If I am going to be truthful, I’ve gotta say that I don’t feel done mothering babies yet. There’s something in my heart and brain, something organic that drives that feeling. Nature tells me that I’m a mother, even though my body disagrees.
Some folks don’t understand that drive…they don’t “get” why someone like me, who has plenty of other people in her life to love and care for, feels the need to have/parent a(nother) baby. It boggles their minds why someone like me just can’t get over it. If I adopt, I may be accused of causing trauma to lots of people, and perhaps I have. Perhaps I hope to avoid that in the future by not adopting again. If I pursue infertility treatments instead, I may be accused of having baby lust.

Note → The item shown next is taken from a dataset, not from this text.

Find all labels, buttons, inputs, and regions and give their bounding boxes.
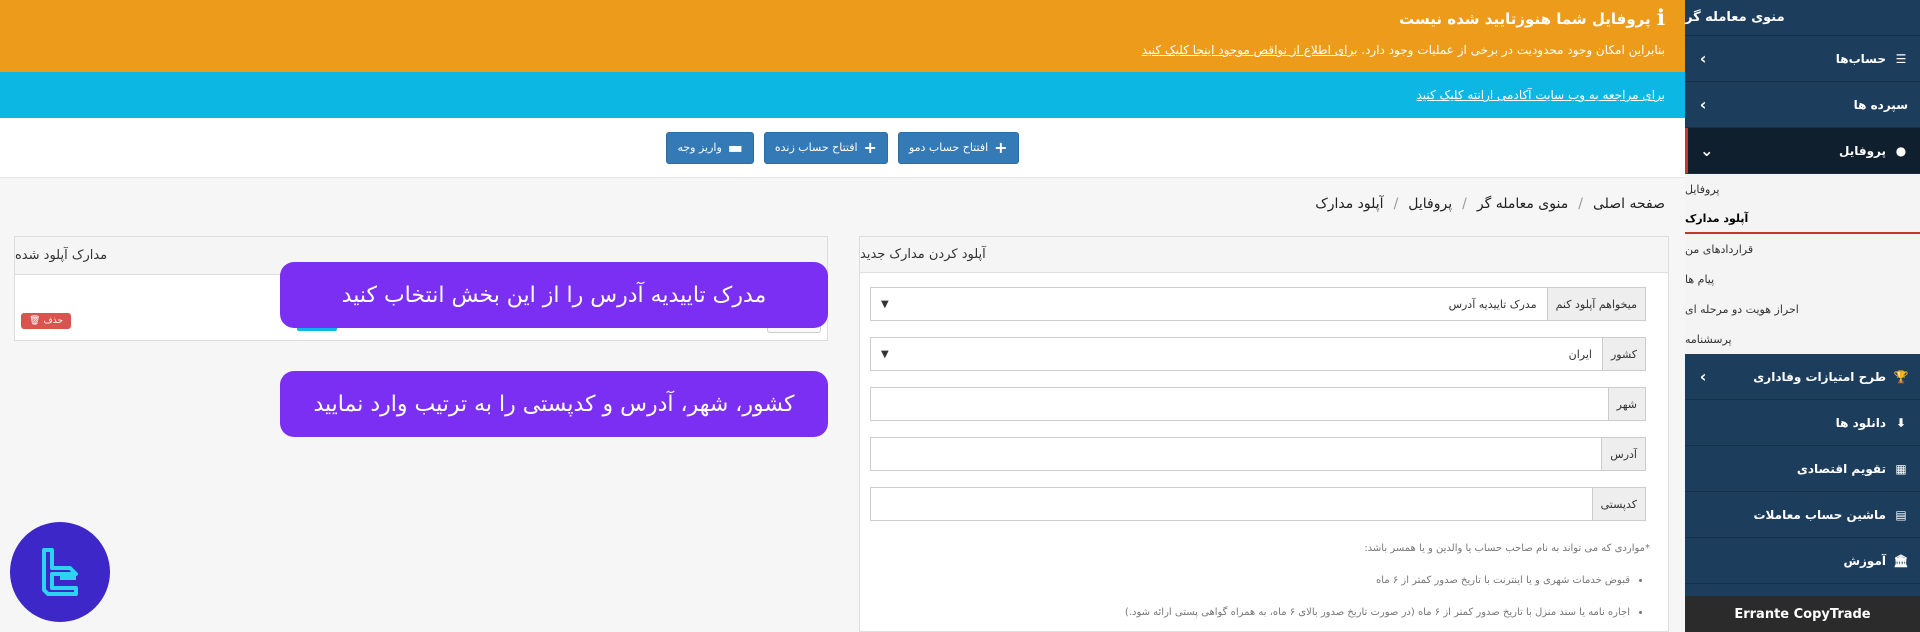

Perhaps instead, some think that people like me should just chuck it all and just get over it. Maybe find a job in daycare. Some of those folks that might tell me this are the same ones that either lost their babies or their parents through adoption. When they’ve been told to get over their loss–that they’re not entitled to it…well, that’s a big deal, and it makes total sense to me why this would be more than upsetting to them, and why they speak out against it. Their loss is cellular. Getting over it doesn’t make sense. Nor would it be kind of me to say to them to just go work with kids, volunteer at a pet center, hug your nieces and nephews…those things might enhance their lives, but certainly doesn’t replace that core emptiness.
And FINALLY, on to my point…
Loss can come in varying degrees, different people have different skills for managing grief after loss. Loss is personal. Each person’s perspective is different. We all get there at different times. Some of us hang on to our grief because it is a comfort to be able to stay angry—anger is energy and energy pushes change. Some of us don’t like the way the anger has changed us, so we look to find a different way to cope. But some losses, as you know, you don’t get over. You find a way to work it into your life, move beyond it, turn it to something positive, or at least whittle it down so its not so negative. You live with it and hopefully accept it, but sometimes getting over it just doesn’t happen. Its not wrong, its not right. It just is.
What must be done among us to be able to recognize one another’s pain and loss and respect each other, if not for our resulting actions or beliefs, but for the humanity that we all share in the experience of loss?